OBJECTIVES: Surgical intervention such as myringoplasty or tympanoplasty is an option in the current clinical management of chronic tympanic membrane perforation (TMP). Animal models of chronic TMP are needed for pre-clinical testing of new materials and to improve existing techniques. We evaluated several reported animal model techniques from the literature for the creation of chronic TMPs. The aim of this study was to evaluate production of chronic TMPs in a rat model using topical mitomycin C/dexamethasone, paper insertion into middle ear cavity (MEC) or re-myringotomy.
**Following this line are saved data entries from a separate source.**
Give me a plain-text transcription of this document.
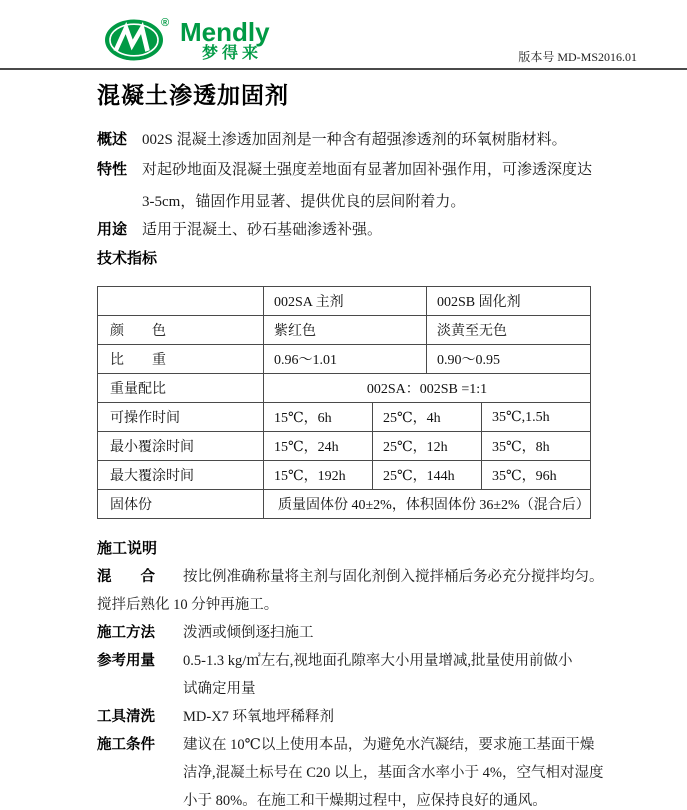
® Mendly
梦得来	版本号 MD-MS2016.01
混凝土渗透加固剂
概述 002S 混凝土渗透加固剂是一种含有超强渗透剂的环氧树脂材料。
特性 对起砂地面及混凝土强度差地面有显著加固补强作用，可渗透深度达
3-5cm，锚固作用显著、提供优良的层间附着力。
用途 适用于混凝土、砂石基础渗透补强。
技术指标
	002SA 主剂		002SB 固化剂	
颜　　色	紫红色		淡黄至无色	
比　　重	0.96～1.01		0.90～0.95	
重量配比	002SA：002SB =1:1			
可操作时间	15℃，6h	25℃，4h		35℃,1.5h
最小覆涂时间	15℃，24h	25℃，12h		35℃，8h
最大覆涂时间	15℃，192h	25℃，144h		35℃，96h
固体份	质量固体份 40±2%，体积固体份 36±2%（混合后）			
施工说明
混　　合	按比例准确称量将主剂与固化剂倒入搅拌桶后务必充分搅拌均匀。
搅拌后熟化 10 分钟再施工。
施工方法	泼洒或倾倒逐扫施工
参考用量	0.5-1.3 kg/㎡左右,视地面孔隙率大小用量增减,批量使用前做小
试确定用量
工具清洗	MD-X7 环氧地坪稀释剂
施工条件	建议在 10℃以上使用本品，为避免水汽凝结，要求施工基面干燥
洁净,混凝土标号在 C20 以上，基面含水率小于 4%，空气相对湿度
小于 80%。在施工和干燥期过程中，应保持良好的通风。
METHODS: Forty male Sprague-Dawley rats underwent myringotomy of the right tympanic membrane (TM) and were randomly divided into 3 experimental groups: application of topical mitomycin C/dexamethasone, paper insertion into middle ear cavity, or re-myringotomy. Control perforations were allowed to close spontaneously. TMs were assessed regularly with otoscopy for 8 weeks. At the end of 8 weeks, animals were sacrificed for histology. RESULTS: The closure of TMPs was significantly delayed by mitomycin C/dexamethasone (mean patency, 18.9 days; P≤0.01) compared with the control (mean patency, 7 days), but was not significantly delayed in the paper insertion group (mean patency, 9.4 days; P=0.74). Repeated myringotomy of closed perforations (mean number of myringotomies, 8.9 per ear) stimulated acceleration of closure rather than delay. Histologically, the mitomycin C/dexamethasone group had almost normal TM morphology, while the paper insertion group revealed inflammatory and granulomatous responses. The re-myringotomy group had a thickened TM fibrous layer with collagen deposition. CONCLUSIONS:Mitomycin C/dexamethasone delayed TMP closure in rats but the effect was not sufficiently long-lasting to be defined as a chronic TMP. Neither paper insertion into middle ear cavity nor re-myringotomy created chronic TMP in rats.